Es frecuente encontrarme a muchas
personas que consideran que su vida les pertenece en propiedad. Tienen razones
para ello. Por un lado, nos hemos visto lanzados a existir sin ser preguntados
y como nos movemos en estos parámetros espacio temporales siendo seres humanos,
únicos e irrepetibles, concluimos que la vida es una posesión más, la más
preciada de todas las que tenemos. Además, en general, cada uno es responsable
de sus actos, de cómo cuida de su salud, de su tiempo disponible, de cómo trata
a los demás y no queda más opción diariamente que decidir en qué y cómo
volcamos nuestras energías. Desde este modo de ver las cosas decimos que hay
que aprovechar el momento, que es importante realizarse como persona, cumplir
los propios objetivos y cuando avanza el tiempo se experimenta aquello de
«cualquiera tiempo pasado fue mejor».
Todo eso es cierto en parte, pero está
incompleto. En realidad, la vida no es nuestra, no tenemos título que acredite
la propiedad sobre la misma. De hecho, la manejamos sólo unos pocos años de
todos los que realmente dura en la Tierra. Ni en la niñez, ni muchas veces en
la vejez podemos hacer uso de nuestra presunta propiedad a voluntad. No
decidimos las fechas de nacimiento y muerte. Somos un misterio para nosotros
mismos y para los demás, que se nos va revelando a sorbitos mientras vivimos.

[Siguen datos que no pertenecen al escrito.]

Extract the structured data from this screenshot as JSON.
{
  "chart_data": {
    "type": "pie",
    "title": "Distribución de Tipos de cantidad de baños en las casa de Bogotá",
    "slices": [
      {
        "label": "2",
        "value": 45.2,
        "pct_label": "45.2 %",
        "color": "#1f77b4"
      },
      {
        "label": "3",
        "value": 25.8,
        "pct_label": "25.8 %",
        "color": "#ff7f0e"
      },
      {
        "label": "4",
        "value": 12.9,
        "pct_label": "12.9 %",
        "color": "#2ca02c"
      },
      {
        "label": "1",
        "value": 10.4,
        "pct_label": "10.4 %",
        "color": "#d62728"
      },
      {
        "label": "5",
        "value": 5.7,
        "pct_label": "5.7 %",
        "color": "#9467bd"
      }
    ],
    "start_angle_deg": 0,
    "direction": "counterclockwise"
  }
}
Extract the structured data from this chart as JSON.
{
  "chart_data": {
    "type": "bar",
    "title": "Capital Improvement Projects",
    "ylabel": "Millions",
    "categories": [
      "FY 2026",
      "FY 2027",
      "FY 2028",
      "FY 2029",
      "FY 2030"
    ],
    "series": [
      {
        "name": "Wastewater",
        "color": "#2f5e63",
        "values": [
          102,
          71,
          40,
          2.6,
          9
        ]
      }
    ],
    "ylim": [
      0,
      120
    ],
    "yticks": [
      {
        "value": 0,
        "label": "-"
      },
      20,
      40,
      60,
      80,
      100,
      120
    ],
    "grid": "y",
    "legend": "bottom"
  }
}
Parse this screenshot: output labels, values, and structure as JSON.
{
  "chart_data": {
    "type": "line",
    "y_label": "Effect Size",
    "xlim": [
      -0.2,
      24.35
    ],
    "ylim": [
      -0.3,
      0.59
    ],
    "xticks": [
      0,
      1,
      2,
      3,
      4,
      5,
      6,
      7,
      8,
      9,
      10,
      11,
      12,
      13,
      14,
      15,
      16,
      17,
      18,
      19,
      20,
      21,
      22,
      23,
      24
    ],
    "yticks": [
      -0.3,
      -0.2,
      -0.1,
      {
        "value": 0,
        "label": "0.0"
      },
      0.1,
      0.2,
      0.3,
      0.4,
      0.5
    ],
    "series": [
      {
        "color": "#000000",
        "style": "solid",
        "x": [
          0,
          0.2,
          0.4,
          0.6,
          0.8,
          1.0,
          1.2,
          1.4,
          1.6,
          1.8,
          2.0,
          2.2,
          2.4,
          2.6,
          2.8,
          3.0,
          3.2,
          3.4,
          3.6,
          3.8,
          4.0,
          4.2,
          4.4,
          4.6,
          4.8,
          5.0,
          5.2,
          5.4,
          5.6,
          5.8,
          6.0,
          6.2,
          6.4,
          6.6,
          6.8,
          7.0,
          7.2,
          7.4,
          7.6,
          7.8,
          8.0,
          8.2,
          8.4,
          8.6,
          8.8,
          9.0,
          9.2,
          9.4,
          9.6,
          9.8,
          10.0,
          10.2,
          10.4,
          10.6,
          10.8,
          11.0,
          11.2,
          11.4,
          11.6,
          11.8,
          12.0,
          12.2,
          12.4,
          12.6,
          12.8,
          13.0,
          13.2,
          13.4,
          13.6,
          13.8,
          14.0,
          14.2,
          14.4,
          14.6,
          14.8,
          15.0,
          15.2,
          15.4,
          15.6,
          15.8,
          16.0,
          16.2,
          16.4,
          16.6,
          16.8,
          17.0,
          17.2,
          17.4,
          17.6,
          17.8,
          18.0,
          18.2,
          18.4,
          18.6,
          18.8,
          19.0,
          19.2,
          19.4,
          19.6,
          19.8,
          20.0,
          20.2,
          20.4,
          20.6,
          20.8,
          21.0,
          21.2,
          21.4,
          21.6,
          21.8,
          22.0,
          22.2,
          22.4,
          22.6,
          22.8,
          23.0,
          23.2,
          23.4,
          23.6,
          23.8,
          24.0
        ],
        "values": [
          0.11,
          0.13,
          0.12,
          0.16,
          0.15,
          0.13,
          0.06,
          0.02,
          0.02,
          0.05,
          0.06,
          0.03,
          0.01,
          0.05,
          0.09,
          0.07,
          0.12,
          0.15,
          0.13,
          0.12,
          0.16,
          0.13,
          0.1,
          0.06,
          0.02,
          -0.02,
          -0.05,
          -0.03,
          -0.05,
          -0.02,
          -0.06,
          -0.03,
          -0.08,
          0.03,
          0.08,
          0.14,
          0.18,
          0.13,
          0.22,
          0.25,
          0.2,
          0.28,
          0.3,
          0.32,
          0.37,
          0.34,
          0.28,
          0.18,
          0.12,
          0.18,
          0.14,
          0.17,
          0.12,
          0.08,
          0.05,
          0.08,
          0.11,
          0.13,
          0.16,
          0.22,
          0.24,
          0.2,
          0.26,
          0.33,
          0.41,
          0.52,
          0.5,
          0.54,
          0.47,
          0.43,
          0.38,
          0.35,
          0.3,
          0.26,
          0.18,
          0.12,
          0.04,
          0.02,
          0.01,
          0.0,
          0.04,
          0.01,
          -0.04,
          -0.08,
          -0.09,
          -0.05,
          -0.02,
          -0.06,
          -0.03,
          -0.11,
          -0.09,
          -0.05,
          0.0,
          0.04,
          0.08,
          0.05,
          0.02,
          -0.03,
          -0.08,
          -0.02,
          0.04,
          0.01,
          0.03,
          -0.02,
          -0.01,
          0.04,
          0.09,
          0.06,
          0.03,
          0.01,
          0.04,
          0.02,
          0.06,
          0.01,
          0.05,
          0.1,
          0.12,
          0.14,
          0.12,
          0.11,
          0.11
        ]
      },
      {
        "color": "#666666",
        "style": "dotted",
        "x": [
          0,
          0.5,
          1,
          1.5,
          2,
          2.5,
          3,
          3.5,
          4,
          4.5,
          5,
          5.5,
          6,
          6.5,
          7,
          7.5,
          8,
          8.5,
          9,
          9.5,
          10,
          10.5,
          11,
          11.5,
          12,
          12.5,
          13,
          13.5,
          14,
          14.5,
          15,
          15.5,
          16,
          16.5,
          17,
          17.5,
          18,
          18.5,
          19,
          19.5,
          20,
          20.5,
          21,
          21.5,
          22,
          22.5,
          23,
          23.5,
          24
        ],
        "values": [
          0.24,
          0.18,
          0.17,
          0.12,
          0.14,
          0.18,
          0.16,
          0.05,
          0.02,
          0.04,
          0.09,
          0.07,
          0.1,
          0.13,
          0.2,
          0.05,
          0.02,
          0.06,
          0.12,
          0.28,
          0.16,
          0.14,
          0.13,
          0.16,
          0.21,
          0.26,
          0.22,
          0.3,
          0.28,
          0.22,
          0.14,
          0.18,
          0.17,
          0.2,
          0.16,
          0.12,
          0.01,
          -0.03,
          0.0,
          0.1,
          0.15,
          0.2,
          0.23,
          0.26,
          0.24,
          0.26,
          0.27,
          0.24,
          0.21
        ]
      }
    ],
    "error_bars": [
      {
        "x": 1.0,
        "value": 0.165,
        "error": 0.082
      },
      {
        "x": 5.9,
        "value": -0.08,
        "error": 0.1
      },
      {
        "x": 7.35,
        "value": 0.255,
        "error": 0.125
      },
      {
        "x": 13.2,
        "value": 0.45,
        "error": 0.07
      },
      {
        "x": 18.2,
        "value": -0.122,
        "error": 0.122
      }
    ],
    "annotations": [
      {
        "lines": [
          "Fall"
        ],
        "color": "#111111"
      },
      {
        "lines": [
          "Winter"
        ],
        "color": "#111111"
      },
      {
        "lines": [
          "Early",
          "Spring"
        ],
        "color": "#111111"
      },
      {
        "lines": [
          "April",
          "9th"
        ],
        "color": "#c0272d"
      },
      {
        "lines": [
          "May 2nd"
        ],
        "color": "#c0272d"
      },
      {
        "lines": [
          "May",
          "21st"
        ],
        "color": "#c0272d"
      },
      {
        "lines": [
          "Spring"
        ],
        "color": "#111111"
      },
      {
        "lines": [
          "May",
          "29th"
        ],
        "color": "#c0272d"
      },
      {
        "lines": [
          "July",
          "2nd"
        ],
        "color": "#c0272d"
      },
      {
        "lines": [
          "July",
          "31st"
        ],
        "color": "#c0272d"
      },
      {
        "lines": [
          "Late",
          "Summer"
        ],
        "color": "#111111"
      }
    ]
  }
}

El verdadero y último autor de la vida
es Dios, su legítimo propietario. De todas las vidas que recorren la Historia.
Principio y fin de todo lo que existe. La vida de cada uno es dada, es una
tenencia, un préstamo, una prenda de lo que será la Vida. Y esta realidad
presente, que es todo lo que tenemos, no se trasciende a sí misma, no se da a
sí misma significado. Dios ha planteado la vida desde la confianza infinita en
nuestra libertad. Por eso puedes ponerte un tatuaje, acercarte a la orilla del
mar o ayudar a cargar las bolsas de la compra, pero nada es realmente nuestro.
Ni nosotros mismos. Ni la vida que nace en nosotros. Mucho está en nuestras
manos, pero todo es de Dios. Por eso también podemos afirmar que «lo mejor está
siempre por llegar», porque, finalmente, la vida depende de Dios.